It often is that way, but it's not for technical reasons. They're just poorly written. A lot of apps are written by inexperienced teams under time pressure and that's what you're seeing. Such teams are unlikely to choose plain server-side rendering because it's not the trendy thing to do. But SPAs absolutely can be done well. For simple apps (HN is a good example) you won't get too much benefit, but for more highly interactive apps it's a much better experience than going via the server every time (setting filters on a shopping website would be a good example).
Yep. In SPAs with good architecture, you only need to load the page once, which is obviously weighed down by the libraries, but largely is as heavy or light as you make it. Everything else should be super minimal API calls. It's especially useful in data-focused apps that require a lot of small interactions. Imagine implementing something like spreadsheet functionality using forms and requests and no JavaScript, as others are suggesting all sites should be: productivity would be terrible not only because you'd need to reload the page for trivial actions that should trade a but of json back and forth, but also because users would throw their devices out the window before they got any work done. You can also queue and batch changes in a situation like that so the requests are not only comparatively tiny, you can use fewer requests. That said, most sites definitely should not be SPAs. Use the right tool for the job
> which is obviously weighed down by the libraries, but largely is as heavy or light as you make it
One thing which surprised me at a recent job was that even what I consider to be a large bundle size (2MB) didn't have much of an effect on page load time. I was going to look into bundle splitting (because that included things like a charting library that was only used in a small subsection of the app). But in the end I didn't bother because I got page loads fast (~600ms) without it.

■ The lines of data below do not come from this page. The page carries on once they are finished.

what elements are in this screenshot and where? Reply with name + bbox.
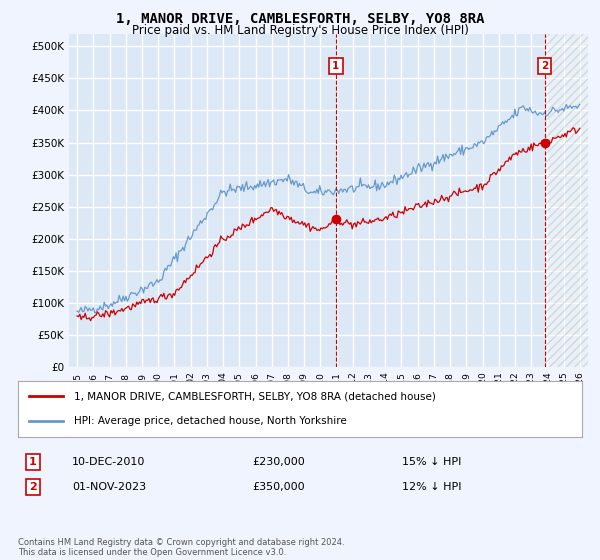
Text: 12% ↓ HPI: 12% ↓ HPI bbox=[402, 482, 461, 492]
Text: HPI: Average price, detached house, North Yorkshire: HPI: Average price, detached house, Nort… bbox=[74, 416, 347, 426]
Bar bbox=[545, 34, 588, 367]
Text: £350,000: £350,000 bbox=[252, 482, 305, 492]
Text: 1, MANOR DRIVE, CAMBLESFORTH, SELBY, YO8 8RA (detached house): 1, MANOR DRIVE, CAMBLESFORTH, SELBY, YO8… bbox=[74, 391, 436, 402]
Text: 1: 1 bbox=[29, 457, 37, 467]
Text: Contains HM Land Registry data © Crown copyright and database right 2024.
This d: Contains HM Land Registry data © Crown c… bbox=[18, 538, 344, 557]
Text: 01-NOV-2023: 01-NOV-2023 bbox=[72, 482, 146, 492]
Text: 1, MANOR DRIVE, CAMBLESFORTH, SELBY, YO8 8RA: 1, MANOR DRIVE, CAMBLESFORTH, SELBY, YO8… bbox=[116, 12, 484, 26]
Text: £230,000: £230,000 bbox=[252, 457, 305, 467]
Text: 1: 1 bbox=[332, 60, 340, 71]
Text: 10-DEC-2010: 10-DEC-2010 bbox=[72, 457, 145, 467]
Text: 2: 2 bbox=[541, 60, 548, 71]
Text: 2: 2 bbox=[29, 482, 37, 492]
Text: Price paid vs. HM Land Registry's House Price Index (HPI): Price paid vs. HM Land Registry's House … bbox=[131, 24, 469, 36]
Text: 15% ↓ HPI: 15% ↓ HPI bbox=[402, 457, 461, 467]
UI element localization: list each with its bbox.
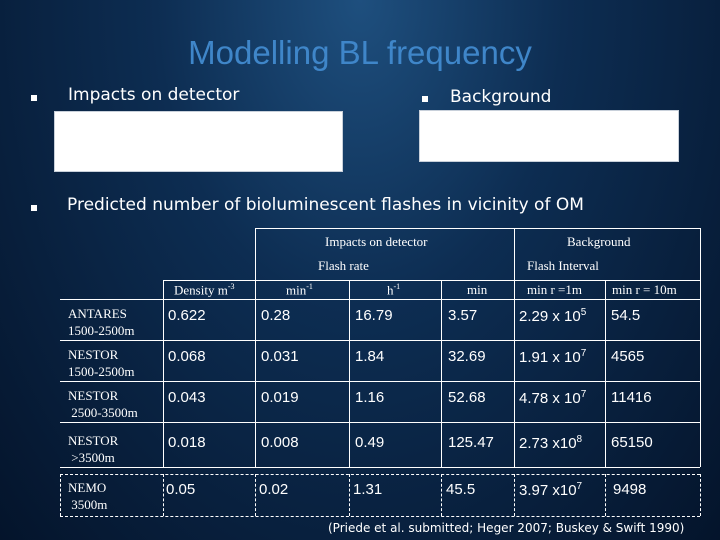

What did make a huge different was cutting down the number of HTTP requests that the app made on load (and making sure that they weren't serialised). Our app was originally going auth by communicating with Firebase Auth directly from the client, and that was terrible for performance because that request was quite slow (most of second!) and blocked everything else. I created an all-in-one auth endpoint that would check the user's auth and send back initial user and app configuration data in one ~50ms request and suddenly the app was fast.
In many cases, like satellite Internet access or spotty mobile service, for sure. But if you have low bandwidth but fast response times, that 2mb is murder and the big pile o requests is NBD.If you have slow response times but good throughput, the 2MB is NBD but the requests are murder.
An extreme and outdated example, but back when cable modems first became available, online FPS players were astonished to see how much better the ping times were for many dial up players. If you were downloading a floppy disk of information, the cable modem user would obviously blow them away, but their round trip time sucked!
Like if you're on a totally reliable but low throughput LTE connection, the requests are NBD but the download is terrible. If you're on spotty 5g service, it's probably the opposite. If you're on, like, a heavily deprioritized MVNO with a slower device, they both super suck.
It's not like optimization is free though, which is why it's important to have a solid UX research phase to get data on who is going to use it, and what their use case is.
My experience agrees with this comment – I’m not sure why web browsers seem to frequently get hung up on only some Http requests at times, unrelated to the actual network conditions. Ie: in the browser the HTTP request is timing out or in a blocked state and hasn’t even reached the network layer when this occurs. (Not sure if I should be pointing the finger here at the browser or the underlying OS). However, when testing slow / stalled loading issues, this (the browser itself) is frequently one of the culprits- however, this issue I am referring to even further reinforces the article/sentiments on this HN thread (cut down on the number of requests / bloat, and this issue too can be avoided.)
If if the request itself hasn't reached the network layer but is having a networky feeling hang, I'd look into DNS. It's network dependent but handled by the system so it wouldn't show up in your web app requests. I'm sure there's a way to profile this directly but unless I had to do it all the time I'd probably just fire up wireshark.
Chrome has a built-in, hard coded limit of six (6) concurrent requests. Once you have that many in flight, any subsequent requests will be kept in queue.
Now take a good, hard look at the number of individual resources your application's page includes. Every tracker, analytics crapware, etc. gets in that queue. So do all the requests they generate. And the software you wrote is even slower to load because marketing insisted that they must have their packages loading at the top of the page.
Can you point me to a decently complex front end app, written by a small team, that is well written? I’ve seen one, Linear, but I’m interested to see more
An SPA I use not infrequently is the online catalog on https://segor.de (it's a small store for electronics components). When you open it, it downloads the entire catalog, some tens of MB of I-guess-it-predates-JSON, and then all navigation and filtering is local and very fast.